Women Talking is aptly-titled because the bulk of the film is just that. It's what those women talk about that makes it compelling. Director Sarah Polley (Take This Waltz) and co-writer Miriam Toews tackle an important issue, namely the abuse of women by bad men. Using the characters to dissect the various possible responses to such abuse, they create an intelligent, provocative work that transcends the stagey nature of the material.
The story is set inside an unnamed religious community, not unlike the Mennonites or the Amish. Most of the women, including the teenagers, are regular victims of sexual assault by the men.
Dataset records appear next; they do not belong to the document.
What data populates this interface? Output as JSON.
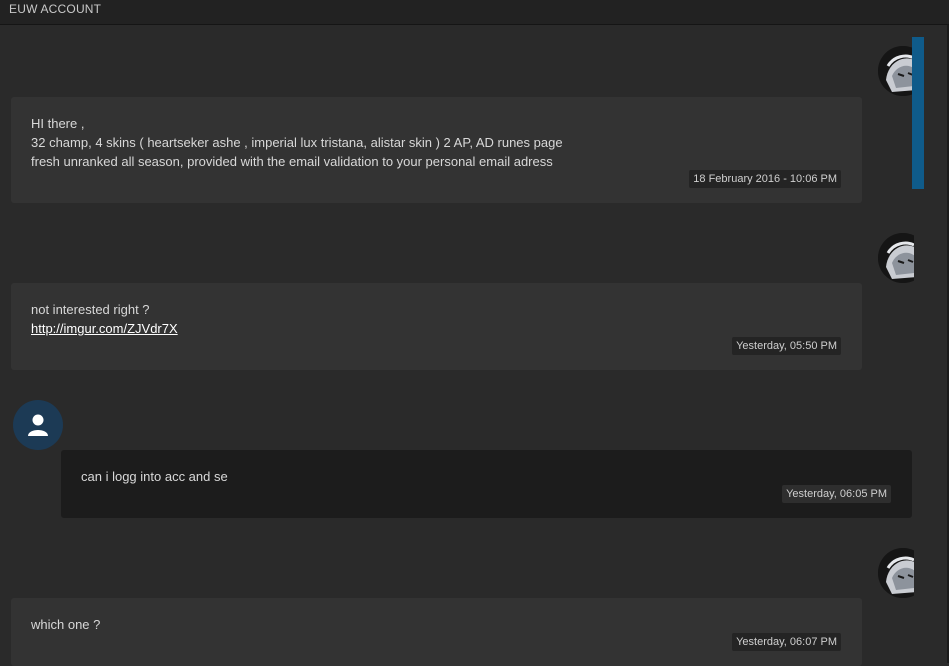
{
  "header": {
    "title": "EUW ACCOUNT"
  },
  "messages": [
    {
      "sender": "other",
      "lines": [
        "HI there ,",
        "32 champ, 4 skins ( heartseker ashe , imperial lux tristana, alistar skin ) 2 AP, AD runes page",
        "fresh unranked all season, provided with the email validation to your personal email adress"
      ],
      "timestamp": "18 February 2016 - 10:06 PM"
    },
    {
      "sender": "other",
      "lines": [
        "not interested right ?"
      ],
      "link": "http://imgur.com/ZJVdr7X",
      "timestamp": "Yesterday, 05:50 PM"
    },
    {
      "sender": "me",
      "lines": [
        "can i logg into acc and se"
      ],
      "timestamp": "Yesterday, 06:05 PM"
    },
    {
      "sender": "other",
      "lines": [
        "which one ?"
      ],
      "timestamp": "Yesterday, 06:07 PM"
    }
  ],
  "icons": {
    "other_avatar": "anime-avatar-icon",
    "me_avatar": "user-icon"
  },
  "colors": {
    "scrollbar": "#0f5b8a",
    "avatar_generic_bg": "#1c3a55",
    "bubble_other": "#333333",
    "bubble_me": "#1c1c1c"
  }
}
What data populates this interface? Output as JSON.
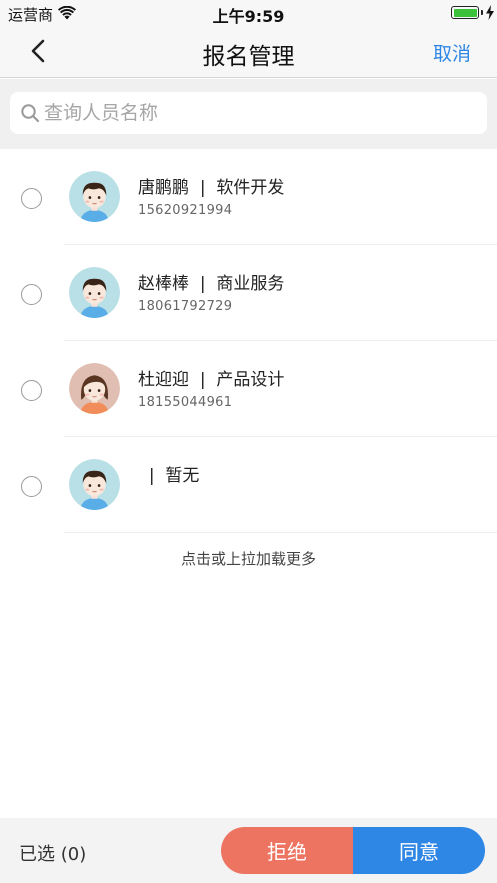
{
  "status_bar": {
    "carrier": "运营商",
    "time": "上午9:59",
    "wifi_icon": "wifi-icon",
    "battery_icon": "battery-icon",
    "charging_icon": "bolt-icon"
  },
  "nav": {
    "title": "报名管理",
    "cancel": "取消",
    "back_icon": "chevron-left-icon"
  },
  "search": {
    "placeholder": "查询人员名称",
    "value": "",
    "icon": "search-icon"
  },
  "applicants": [
    {
      "name": "唐鹏鹏",
      "separator": "|",
      "department": "软件开发",
      "phone": "15620921994",
      "avatar": "male-avatar"
    },
    {
      "name": "赵棒棒",
      "separator": "|",
      "department": "商业服务",
      "phone": "18061792729",
      "avatar": "male-avatar"
    },
    {
      "name": "杜迎迎",
      "separator": "|",
      "department": "产品设计",
      "phone": "18155044961",
      "avatar": "female-avatar"
    },
    {
      "name": "",
      "separator": "|",
      "department": "暂无",
      "phone": "",
      "avatar": "male-avatar"
    }
  ],
  "load_more": "点击或上拉加载更多",
  "footer": {
    "selected_label": "已选",
    "selected_count": "(0)",
    "reject": "拒绝",
    "agree": "同意"
  },
  "colors": {
    "accent_blue": "#2f87e5",
    "reject_red": "#ee7462",
    "battery_green": "#3cc13b"
  }
}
It's clear that a patriarchal set-up exists here. Females are viewed as either baby-makers or as having an obligation to satisfy the males' carnal desires. Fed up, they secretly meet in the barn to discuss options. One is to leave en masse. A second is to stay and do nothing, as their religion teaches that leaving the community means sacrificing one's ability to get into Heaven. Pros and cons exist on both sides.
Disagreement among the women is rampant. The angry Salome (Claire Foy) takes yet another stance, advocating outright vengeance. Sharp-tongued Mariche (Jessie Buckley) argues her similar “stay and fight” position forcefully, whereas Ona (Rooney Mara) appeals more to logic than to outright emotion. The perspectives of older members like Agata (Judith Ivey) are more temperate than those of the younger. Then there's Scarface Janz (Frances McDormand) who wants no part of any of it. Ben Wishaw co-stars as August, a shy school teacher who has long been in love with Ona. He's appalled by the actions of the other men and agrees to take notes during the meeting.
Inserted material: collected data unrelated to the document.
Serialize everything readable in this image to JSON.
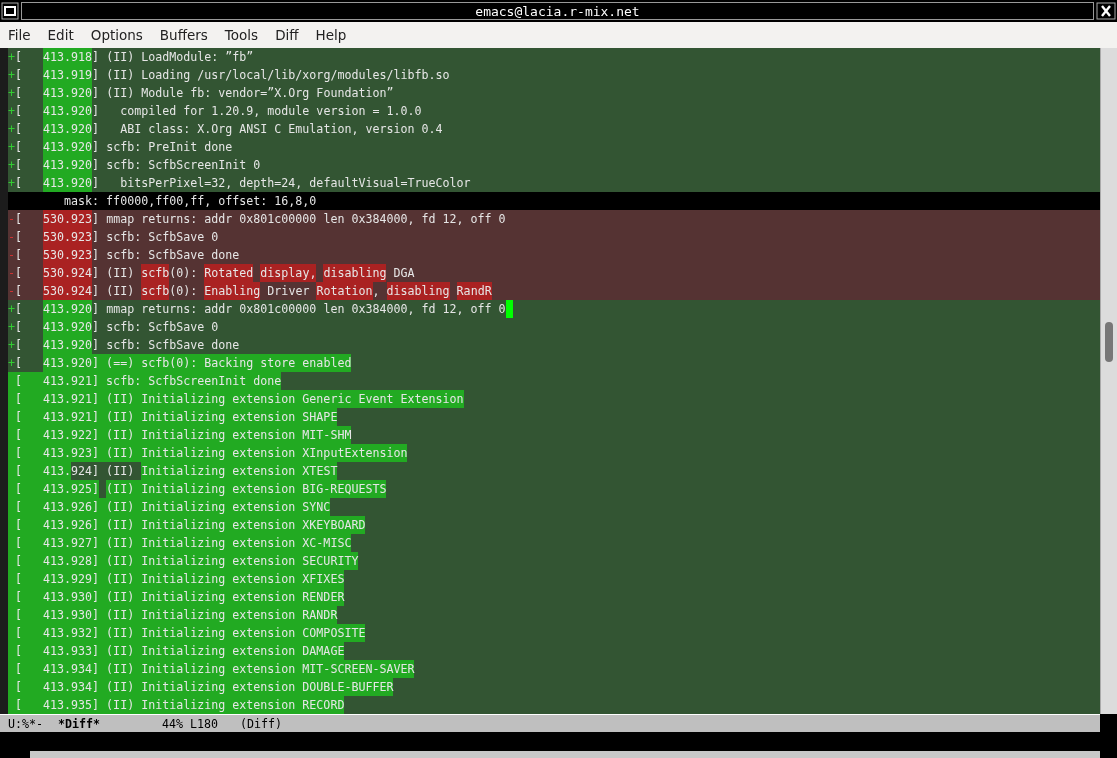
{
  "window": {
    "title": "emacs@lacia.r-mix.net"
  },
  "menu": [
    "File",
    "Edit",
    "Options",
    "Buffers",
    "Tools",
    "Diff",
    "Help"
  ],
  "lines": [
    {
      "kind": "added",
      "marker": "+",
      "cursor": false,
      "segments": [
        {
          "text": "[   ",
          "hl": false
        },
        {
          "text": "413.918",
          "hl": true
        },
        {
          "text": "] (II) LoadModule: ”fb”",
          "hl": false
        }
      ]
    },
    {
      "kind": "added",
      "marker": "+",
      "cursor": false,
      "segments": [
        {
          "text": "[   ",
          "hl": false
        },
        {
          "text": "413.919",
          "hl": true
        },
        {
          "text": "] (II) Loading /usr/local/lib/xorg/modules/libfb.so",
          "hl": false
        }
      ]
    },
    {
      "kind": "added",
      "marker": "+",
      "cursor": false,
      "segments": [
        {
          "text": "[   ",
          "hl": false
        },
        {
          "text": "413.920",
          "hl": true
        },
        {
          "text": "] (II) Module fb: vendor=”X.Org Foundation”",
          "hl": false
        }
      ]
    },
    {
      "kind": "added",
      "marker": "+",
      "cursor": false,
      "segments": [
        {
          "text": "[   ",
          "hl": false
        },
        {
          "text": "413.920",
          "hl": true
        },
        {
          "text": "]   compiled for 1.20.9, module version = 1.0.0",
          "hl": false
        }
      ]
    },
    {
      "kind": "added",
      "marker": "+",
      "cursor": false,
      "segments": [
        {
          "text": "[   ",
          "hl": false
        },
        {
          "text": "413.920",
          "hl": true
        },
        {
          "text": "]   ABI class: X.Org ANSI C Emulation, version 0.4",
          "hl": false
        }
      ]
    },
    {
      "kind": "added",
      "marker": "+",
      "cursor": false,
      "segments": [
        {
          "text": "[   ",
          "hl": false
        },
        {
          "text": "413.920",
          "hl": true
        },
        {
          "text": "] scfb: PreInit done",
          "hl": false
        }
      ]
    },
    {
      "kind": "added",
      "marker": "+",
      "cursor": false,
      "segments": [
        {
          "text": "[   ",
          "hl": false
        },
        {
          "text": "413.920",
          "hl": true
        },
        {
          "text": "] scfb: ScfbScreenInit 0",
          "hl": false
        }
      ]
    },
    {
      "kind": "added",
      "marker": "+",
      "cursor": false,
      "segments": [
        {
          "text": "[   ",
          "hl": false
        },
        {
          "text": "413.920",
          "hl": true
        },
        {
          "text": "]   bitsPerPixel=32, depth=24, defaultVisual=TrueColor",
          "hl": false
        }
      ]
    },
    {
      "kind": "context",
      "cursor": false,
      "segments": [
        {
          "text": "        mask: ff0000,ff00,ff, offset: 16,8,0",
          "hl": false
        }
      ]
    },
    {
      "kind": "removed",
      "marker": "-",
      "cursor": false,
      "segments": [
        {
          "text": "[   ",
          "hl": false
        },
        {
          "text": "530.923",
          "hl": true
        },
        {
          "text": "] mmap returns: addr 0x801c00000 len 0x384000, fd 12, off 0",
          "hl": false
        }
      ]
    },
    {
      "kind": "removed",
      "marker": "-",
      "cursor": false,
      "segments": [
        {
          "text": "[   ",
          "hl": false
        },
        {
          "text": "530.923",
          "hl": true
        },
        {
          "text": "] scfb: ScfbSave 0",
          "hl": false
        }
      ]
    },
    {
      "kind": "removed",
      "marker": "-",
      "cursor": false,
      "segments": [
        {
          "text": "[   ",
          "hl": false
        },
        {
          "text": "530.923",
          "hl": true
        },
        {
          "text": "] scfb: ScfbSave done",
          "hl": false
        }
      ]
    },
    {
      "kind": "removed",
      "marker": "-",
      "cursor": false,
      "segments": [
        {
          "text": "[   ",
          "hl": false
        },
        {
          "text": "530.924",
          "hl": true
        },
        {
          "text": "] (II) ",
          "hl": false
        },
        {
          "text": "scfb",
          "hl": true
        },
        {
          "text": "(0): ",
          "hl": false
        },
        {
          "text": "Rotated",
          "hl": true,
          "space_after": true
        },
        {
          "text": "display,",
          "hl": true,
          "space_after": true
        },
        {
          "text": "disabling",
          "hl": true
        },
        {
          "text": " DGA",
          "hl": false
        }
      ]
    },
    {
      "kind": "removed",
      "marker": "-",
      "cursor": false,
      "segments": [
        {
          "text": "[   ",
          "hl": false
        },
        {
          "text": "530.924",
          "hl": true
        },
        {
          "text": "] (II) ",
          "hl": false
        },
        {
          "text": "scfb",
          "hl": true
        },
        {
          "text": "(0): ",
          "hl": false
        },
        {
          "text": "Enabling",
          "hl": true
        },
        {
          "text": " Driver ",
          "hl": false
        },
        {
          "text": "Rotation",
          "hl": true
        },
        {
          "text": ", ",
          "hl": false
        },
        {
          "text": "disabling",
          "hl": true,
          "space_after": true
        },
        {
          "text": "RandR",
          "hl": true
        }
      ]
    },
    {
      "kind": "added",
      "marker": "+",
      "cursor": true,
      "segments": [
        {
          "text": "[   ",
          "hl": false
        },
        {
          "text": "413.920",
          "hl": true
        },
        {
          "text": "] mmap returns: addr 0x801c00000 len 0x384000, fd 12, off 0",
          "hl": false
        }
      ]
    },
    {
      "kind": "added",
      "marker": "+",
      "cursor": false,
      "segments": [
        {
          "text": "[   ",
          "hl": false
        },
        {
          "text": "413.920",
          "hl": true
        },
        {
          "text": "] scfb: ScfbSave 0",
          "hl": false
        }
      ]
    },
    {
      "kind": "added",
      "marker": "+",
      "cursor": false,
      "segments": [
        {
          "text": "[   ",
          "hl": false
        },
        {
          "text": "413.920",
          "hl": true
        },
        {
          "text": "] scfb: ScfbSave done",
          "hl": false
        }
      ]
    },
    {
      "kind": "added",
      "marker": "+",
      "cursor": false,
      "segments": [
        {
          "text": "[   ",
          "hl": false
        },
        {
          "text": "413.920] (==) scfb(0): Backing store enabled",
          "hl": true
        }
      ]
    },
    {
      "kind": "added",
      "cursor": false,
      "segments": [
        {
          "text": " [   413.921] scfb: ScfbScreenInit done",
          "hl": true
        }
      ]
    },
    {
      "kind": "added",
      "cursor": false,
      "segments": [
        {
          "text": " [   413.921] (II) Initializing extension Generic Event Extension",
          "hl": true
        }
      ]
    },
    {
      "kind": "added",
      "cursor": false,
      "segments": [
        {
          "text": " [   413.921] (II) Initializing extension SHAPE",
          "hl": true
        }
      ]
    },
    {
      "kind": "added",
      "cursor": false,
      "segments": [
        {
          "text": " [   413.922] (II) Initializing extension MIT-SHM",
          "hl": true
        }
      ]
    },
    {
      "kind": "added",
      "cursor": false,
      "segments": [
        {
          "text": " [   413.923] (II) Initializing extension XInputExtension",
          "hl": true
        }
      ]
    },
    {
      "kind": "added",
      "cursor": false,
      "segments": [
        {
          "text": " [   413.",
          "hl": true
        },
        {
          "text": "924] (II) ",
          "hl": false
        },
        {
          "text": "Initializing extension XTEST",
          "hl": true
        }
      ]
    },
    {
      "kind": "added",
      "cursor": false,
      "segments": [
        {
          "text": " [   413.925]",
          "hl": true,
          "space_after": true
        },
        {
          "text": "(II) Initializing extension BIG-REQUESTS",
          "hl": true
        }
      ]
    },
    {
      "kind": "added",
      "cursor": false,
      "segments": [
        {
          "text": " [   413.926] (II) Initializing extension SYNC",
          "hl": true
        }
      ]
    },
    {
      "kind": "added",
      "cursor": false,
      "segments": [
        {
          "text": " [   413.926] (II) Initializing extension XKEYBOARD",
          "hl": true
        }
      ]
    },
    {
      "kind": "added",
      "cursor": false,
      "segments": [
        {
          "text": " [   413.927] (II) Initializing extension XC-MISC",
          "hl": true
        }
      ]
    },
    {
      "kind": "added",
      "cursor": false,
      "segments": [
        {
          "text": " [   413.928] (II) Initializing extension SECURITY",
          "hl": true
        }
      ]
    },
    {
      "kind": "added",
      "cursor": false,
      "segments": [
        {
          "text": " [   413.929] (II) Initializing extension XFIXES",
          "hl": true
        }
      ]
    },
    {
      "kind": "added",
      "cursor": false,
      "segments": [
        {
          "text": " [   413.930] (II) Initializing extension RENDER",
          "hl": true
        }
      ]
    },
    {
      "kind": "added",
      "cursor": false,
      "segments": [
        {
          "text": " [   413.930] (II) Initializing extension RANDR",
          "hl": true
        }
      ]
    },
    {
      "kind": "added",
      "cursor": false,
      "segments": [
        {
          "text": " [   413.932] (II) Initializing extension COMPOSITE",
          "hl": true
        }
      ]
    },
    {
      "kind": "added",
      "cursor": false,
      "segments": [
        {
          "text": " [   413.933] (II) Initializing extension DAMAGE",
          "hl": true
        }
      ]
    },
    {
      "kind": "added",
      "cursor": false,
      "segments": [
        {
          "text": " [   413.934] (II) Initializing extension MIT-SCREEN-SAVER",
          "hl": true
        }
      ]
    },
    {
      "kind": "added",
      "cursor": false,
      "segments": [
        {
          "text": " [   413.934] (II) Initializing extension DOUBLE-BUFFER",
          "hl": true
        }
      ]
    },
    {
      "kind": "added",
      "cursor": false,
      "segments": [
        {
          "text": " [   413.935] (II) Initializing extension RECORD",
          "hl": true
        }
      ]
    }
  ],
  "mode_line": {
    "status": "U:%*-",
    "buffer": "*Diff*",
    "position": "44% L180",
    "mode": "(Diff)"
  }
}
Women Talking offers consistently thought-provoking ideas. Part of the abuse cycle, it points out, is that perpetrators create a scenario in which victims are stuck, so that any action they may take to end the abuse comes with a negative consequence. The characters feel the weight of that. Where will they go if they leave? How will they support themselves? If they stay to avoid risking their salvation, how will they cope with the continued brutality? And if they take Salome's chosen path and fight back, how forcefully will the men retaliate to maintain their control? Part of what makes the movie engrossing is that whenever a character makes an argument, it's completely logical, even as it may contradict the previous, equally-logical argument.
The ensemble cast brings weight and urgency to the film's central dilemma. Each actress gives her character a distinct personality type, guaranteeing that watching them bounce off – and occasionally infuriate – each other is always riveting. To the extent that there's a standout, it's unsurprisingly Jessie Buckley, who infuses Mariche with a mixture of resignation and rage. Through her work, you can feel the raw anger that pulses through Mariche, an anger that the women even need to have this discussion in the first place.
It is a bit of a limitation that the characters are all representations of one single personality trait. Given the very short time-span covered by the story, we don't get to see a ton of dimension in them. Polley has also chosen to not have any of the men in the community as major characters, aside from August. They're shown only in brief glimpses, often from far away. I totally understand and respect that artistic choice; nevertheless, for some viewers – and I'm one of them – including a single male to overtly demonstrate the controlling mindset within the community would have kicked the tension up a notch. Other viewers will believe that suggestion to be absurd, and there's a great case to be made on that side, as well. Personal storytelling taste will determine where you land.
Beyond that minor matter, Women Talking is an important, timely movie that asks all the right questions about how we respond to the mistreatment of women in society. Powered by that extraordinary cast, it hooks you on a dramatic level, while simultaneously stimulating you on an intellectual one.
out of four
Women Talking is rated PG-13 for mature thematic content including sexual assault, bloody images, and some strong language. The running time is 1 hour and 44 minutes.